For Moynihan, commissions could be lowered and they might lose enterprise for his or her conventional merchandise.
Banks are already beginning to get terrified of stablecoins, says lawyer.
Brian Moynihan, CEO of Financial institution of America, acknowledged that stablecoins characterize a direct menace to the financial institution’s deposit base. This, estimating a potential leak of as much as USD 6 trillion in direction of these digital devices if restrictions are usually not utilized to the cost of returns.
Through the presentation of the financial institution’s outcomes for the fourth quarter of 2025, Moynihan emphasised that the principle downside is just not solely competitors for capital, however the macroeconomic affect.
In line with the chief, if deposits migrate to the stablecoin setting, the system loses lending capability. This primarily impacts small and medium-sized firms that depend upon financial institution credit score.
“In the event you take away the deposits, both they won’t be able to lend, or they must acquire wholesale financing at a price that may improve the worth of the loans,” the supervisor warned.
Nevertheless, not all analysts agree with Moynihan’s narrative. BitMEX Analysis has questioned the premise that loans rely instantly on earlier deposits in giant banks.
In line with the researchers, for establishments on the dimensions of JP Morgan or Financial institution of America, granting a mortgage or making an expense typically finally ends up growing its personal deposits. It is because recipients usually function throughout the identical system or maintain interbank deposits.
“The restriction on financial institution spending is the capital ratio, that’s, how a lot capital the financial institution has,” they level out from BitMEX Analysis. On this gentle, full-reserve stablecoins and banks that maintain 100% of their clients’ deposits in liquid reserves function essentially in another way than the present fractional reserve system. This, they are saying, explains the resistance of conventional banking to this new mannequin.
The concern in banks about stablecoins is starting to be felt
The background to this dispute lies within the GENIUS Act (handed in 2025) and the current debate over the CLARITY Act, whose overview was postponed on January 14, 2026.

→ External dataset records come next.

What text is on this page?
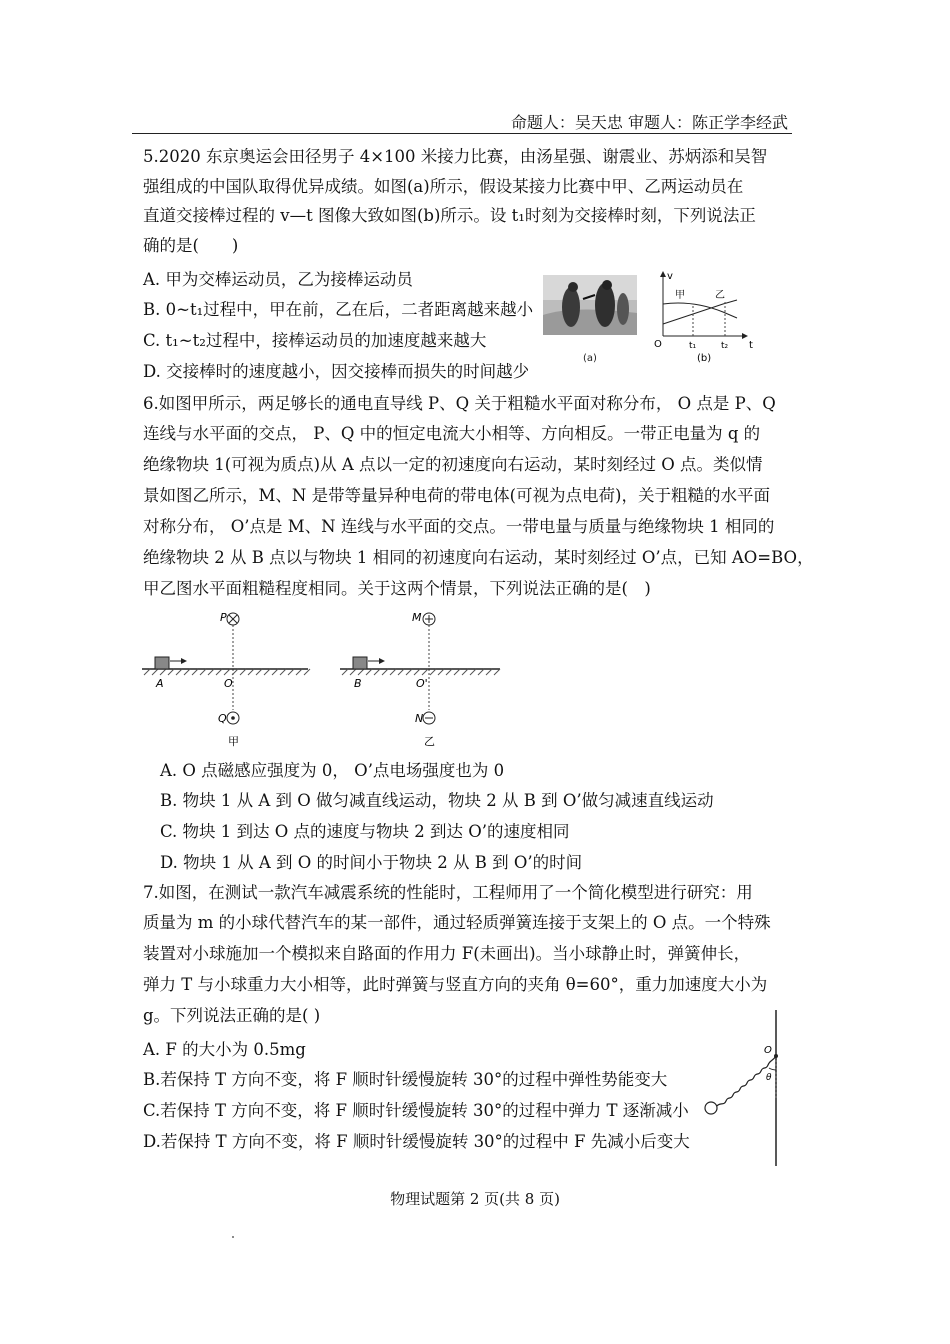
命题人：吴天忠 审题人：陈正学李经武
5.2020 东京奥运会田径男子 4×100 米接力比赛，由汤星强、谢震业、苏炳添和吴智
强组成的中国队取得优异成绩。如图(a)所示，假设某接力比赛中甲、乙两运动员在
直道交接棒过程的 v—t 图像大致如图(b)所示。设 t₁时刻为交接棒时刻，下列说法正
确的是(　　)
A. 甲为交棒运动员，乙为接棒运动员
B. 0~t₁过程中，甲在前，乙在后，二者距离越来越小
C. t₁~t₂过程中，接棒运动员的加速度越来越大
D. 交接棒时的速度越小，因交接棒而损失的时间越少
(a)
v
甲	乙
O	t₁	t₂ t
(b)
6.如图甲所示，两足够长的通电直导线 P、Q 关于粗糙水平面对称分布， O 点是 P、Q
连线与水平面的交点， P、Q 中的恒定电流大小相等、方向相反。一带正电量为 q 的
绝缘物块 1(可视为质点)从 A 点以一定的初速度向右运动，某时刻经过 O 点。类似情
景如图乙所示，M、N 是带等量异种电荷的带电体(可视为点电荷)，关于粗糙的水平面
对称分布， O’点是 M、N 连线与水平面的交点。一带电量与质量与绝缘物块 1 相同的
绝缘物块 2 从 B 点以与物块 1 相同的初速度向右运动，某时刻经过 O’点，已知 AO=BO，
甲乙图水平面粗糙程度相同。关于这两个情景，下列说法正确的是(　)
P
Q
A	O
甲
M
N
B	O'
乙
A. O 点磁感应强度为 0， O’点电场强度也为 0
B. 物块 1 从 A 到 O 做匀减直线运动，物块 2 从 B 到 O’做匀减速直线运动
C. 物块 1 到达 O 点的速度与物块 2 到达 O’的速度相同
D. 物块 1 从 A 到 O 的时间小于物块 2 从 B 到 O’的时间
7.如图，在测试一款汽车减震系统的性能时，工程师用了一个简化模型进行研究：用
质量为 m 的小球代替汽车的某一部件，通过轻质弹簧连接于支架上的 O 点。一个特殊
装置对小球施加一个模拟来自路面的作用力 F(未画出)。当小球静止时，弹簧伸长，
弹力 T 与小球重力大小相等，此时弹簧与竖直方向的夹角 θ=60°，重力加速度大小为
g。下列说法正确的是( )
A. F 的大小为 0.5mg
B.若保持 T 方向不变，将 F 顺时针缓慢旋转 30°的过程中弹性势能变大
C.若保持 T 方向不变，将 F 顺时针缓慢旋转 30°的过程中弹力 T 逐渐减小
D.若保持 T 方向不变，将 F 顺时针缓慢旋转 30°的过程中 F 先减小后变大
O
θ
物理试题第 2 页(共 8 页)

Though present rules try to restrict direct curiosity funds, the digital asset trade has managed to supply rewards by means of companions and exchanges, one thing that banks describe as a “authorized loophole.”
On this regard, Haider Rafique, advertising director of the OKX change, identified that what Moynihan omits is the shopper perspective. «Individuals transfer as a result of banks don’t supply a good return. Stablecoins do. “Expertise is exposing that hole and clients are selecting accordingly,” he mentioned.
For her half, the Spanish lawyer Cristina Carrascosa noticed that The banking sector is lastly displaying indicators of actual concern. “Their commissions could be lowered and they might lose enterprise for his or her conventional merchandise,” he mentioned.
«A very long time in the past I mentioned that the banks would find yourself getting scared by this; Nicely, they’re already feeling a bit scared,” he added.
The way forward for digital asset regulation within the US
The banking sector, represented by teams such because the American Bankers Affiliation (ABA), pressures Congress to ban not solely curiosity, however any sort of reward related to holding stablecoins.
They argue that these property, by functioning equally to cash market mutual funds, They drain the liquidity that sustains the true economic system.
In the meantime, main firms like Coinbase have withdrawn their help for brand new legislative proposals that search to learn banking on the expense of innovation.
The state of affairs for 2026 means that the battle for deposits will outline the subsequent regulatory framework for digital property in the USA.